Histoire du livre et théorie de la communication (2)


La formule de «chaîne du livre»  a en effet été proposée de longue date, pour essayer de rendre compte de la complexité que nous avons dite. Elle présente pourtant l’inconvénient de réintroduire, même sous forme d’une métaphore, l’idée d’une structure linéaire allant de la création (de l’écriture) à la consommation (à la lecture).
Plutôt que cette image, nous suggérons d’utiliser le concept de «système-livre», qui présente à nos yeux l’immense avantage de refléter la complexité toujours sous-jacente dans les phénomènes liés aux médias –autrement dit, aux moyens sociaux de communication. Rappelons la théorie structuraliste: nous désignons comme «système» l’ensemble clos des acteurs et des fonctions intervenant dans le processus de communication organisé autour de l’objet livre (ce terme entendu dans le sens le plus large).

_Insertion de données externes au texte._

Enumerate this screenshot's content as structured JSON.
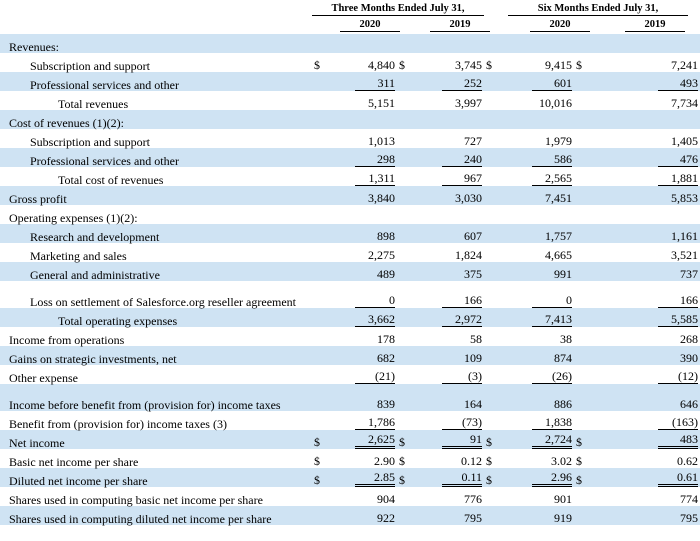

Les acteurs sont globalement connus: les auteurs et tous ceux qui interviennent au niveau du texte (éditeurs, traducteurs, adaptateurs, etc.). Secrétaires et copistes sont aussi à prendre en considération ici. En arrière-plan, ce sont  les investisseurs et les libraires, qui commandent le travail à façon dans les ateliers typograhiques, et qui déterminent non seulement la politique éditoriale de la maison, mais aussi les caractéristiques formelles de la «mise en livre».
On sait que, jusqu’à l’invention des banques modernes au XIXe siècle, la problématique du financement recoupe largement celle de la diffusion: les premiers «éditeurs» sont, souvent, des négociants-banquiers, à l’image d’un Barthélemy Buyer, qui finance la première presse lyonnaise, qui choisit les titres à imprimer et qui en assure la diffusion. En effet, les réseaux contrôlés par le négociant-banquier sont aussi les plus appropriés pour la diffusion de ces nouveaux objets manufacturés que sont les livres imprimés.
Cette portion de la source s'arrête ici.